Un acte criminel

La violence conjugale n'a pas seulement une dimension sociale, émotive, psychologique ou économique. Elle représente également une dimension criminelle puisqu'elle peut comporter des infractions comme des voies de fait, des menaces ou du harcèlement. Il est donc normal et souhaitable que certains cas de violence conjugale mènent à une intervention policière et, parfois, à des procédures judiciaires.

Il y a cinq expressions possibles de la violence conjugale : verbale, psychologique, physique, sexuelle ou économique. L’utilisation de ces formes de violence permet à l’agresseur d’adapter ses stratégies de contrôle selon les réactions de sa partenaire. De plus, les formes de violence qu’il utilisera ne suivront pas nécessairement un parcours linéaire.

La violence conjugale est basée sur une relation de domination. Les victimes peuvent souffrir d’isolement, de harcèlement, de dénigrement, d’humiliation, d’intimidation, de dévalorisation, de menaces, de violence physique et sexuelle, de chantage affectif ou d’injures. Le conjoint ayant des comportements violents peut aussi abuser de sa victime en gérant ses revenus et ses dépenses afin de lui enlever son autonomie. L’emprise du conjoint peut s’exercer sur le plan psychologique en essayant de s’immiscer même dans les pensées de sa victime, en cherchant à contrôler ses paroles et ses gestes ou en surveillant ses allers et venues.

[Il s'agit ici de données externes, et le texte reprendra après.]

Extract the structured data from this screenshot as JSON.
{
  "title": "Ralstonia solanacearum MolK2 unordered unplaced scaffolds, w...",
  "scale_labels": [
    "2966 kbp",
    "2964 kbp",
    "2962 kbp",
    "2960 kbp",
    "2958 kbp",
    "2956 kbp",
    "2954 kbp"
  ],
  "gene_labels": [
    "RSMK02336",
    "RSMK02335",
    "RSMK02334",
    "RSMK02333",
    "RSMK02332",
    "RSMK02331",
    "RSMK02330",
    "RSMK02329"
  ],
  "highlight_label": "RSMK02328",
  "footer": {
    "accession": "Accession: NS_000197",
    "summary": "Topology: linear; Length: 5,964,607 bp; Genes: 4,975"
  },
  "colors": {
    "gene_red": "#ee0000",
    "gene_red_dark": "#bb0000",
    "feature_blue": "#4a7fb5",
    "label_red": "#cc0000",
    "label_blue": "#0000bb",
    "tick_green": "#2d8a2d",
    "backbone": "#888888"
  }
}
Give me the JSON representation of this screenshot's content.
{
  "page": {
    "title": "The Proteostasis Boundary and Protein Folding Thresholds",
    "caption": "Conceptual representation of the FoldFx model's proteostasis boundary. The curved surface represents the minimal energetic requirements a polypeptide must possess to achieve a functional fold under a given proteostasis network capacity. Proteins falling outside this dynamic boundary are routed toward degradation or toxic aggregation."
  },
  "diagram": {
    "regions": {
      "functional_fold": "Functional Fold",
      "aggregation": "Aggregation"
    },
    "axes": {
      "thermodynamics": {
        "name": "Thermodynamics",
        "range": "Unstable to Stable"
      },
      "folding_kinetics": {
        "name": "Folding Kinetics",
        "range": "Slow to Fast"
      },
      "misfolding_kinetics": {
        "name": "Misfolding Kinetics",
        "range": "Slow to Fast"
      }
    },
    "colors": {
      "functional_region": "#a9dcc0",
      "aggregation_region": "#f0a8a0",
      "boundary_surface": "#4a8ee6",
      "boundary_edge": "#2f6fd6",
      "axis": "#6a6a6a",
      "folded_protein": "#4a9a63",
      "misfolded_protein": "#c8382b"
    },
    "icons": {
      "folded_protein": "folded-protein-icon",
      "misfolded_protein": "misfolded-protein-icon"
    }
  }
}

L'alcool, la drogue et le stress peuvent favoriser l'expression de la violence, mais aucun de ces éléments ne peut la justifier; il n'existe pas de substance ou de situations stressantes qui possèdent le pouvoir de rendre quelqu'un violent contre sa volonté.

Passez à l'acte.

Faites passer le message.
En plus d’encourager les victimes à dénoncer leur situation, parler ouvertement et prendre position contre les actes de violence conjugale permet de conscientiser la collectivité.

Des chiffres qui font réfléchir.

Voici quelques données recueillies par le ministère de la Sécurité publique du Québec sur les plaintes portées pour des actes criminels commis dans un contexte conjugal :

En 2008, 17 321 infractions contre la personne commises dans un contexte conjugal ont été enregistrées par les corps policiers.

Plus de 8 victimes sur 10 étaient des femmes, soit 14 242 femmes et 3 079 hommes.

Outre le fait que les victimes étaient surtout des femmes, quelle que soit la catégorie d'infractions, le profil général était le suivant :

  • Près de 9 victimes sur 10 étaient âgées de 18 à 49 ans;
  • 45 % étaient les conjointes de l'auteur présumé, tandis que 41 % étaient des ex-conjointes;
  • 43 % ont été blessées lors de l'infraction et, parmi les personnes blessées, 88 % ont subi des blessures légères.

En 2007, le nombre d’homicides a diminué avec 8 homicides de moins qu’en 2006, ce qui porte leur nombre total à 12. En 2008, leur nombre total est passé à 11 homicides, soit 9 femmes et 2 hommes. Il s’agit du nombre d’homicides commis dans un contexte conjugal le plus faible depuis 10 ans.

On comptait 1 677 autres victimes lors des événements criminels commis dans un contexte conjugal. Environ le tiers de ces autres victimes étaient des jeunes, et la majorité de ces derniers étaient les enfants de l'auteur présumé.

Source : MINISTÈRE DE LA SÉCURITÉ PUBLIQUE, Statistiques 2008 sur la criminalité commise dans un contexte conjugal au Québec.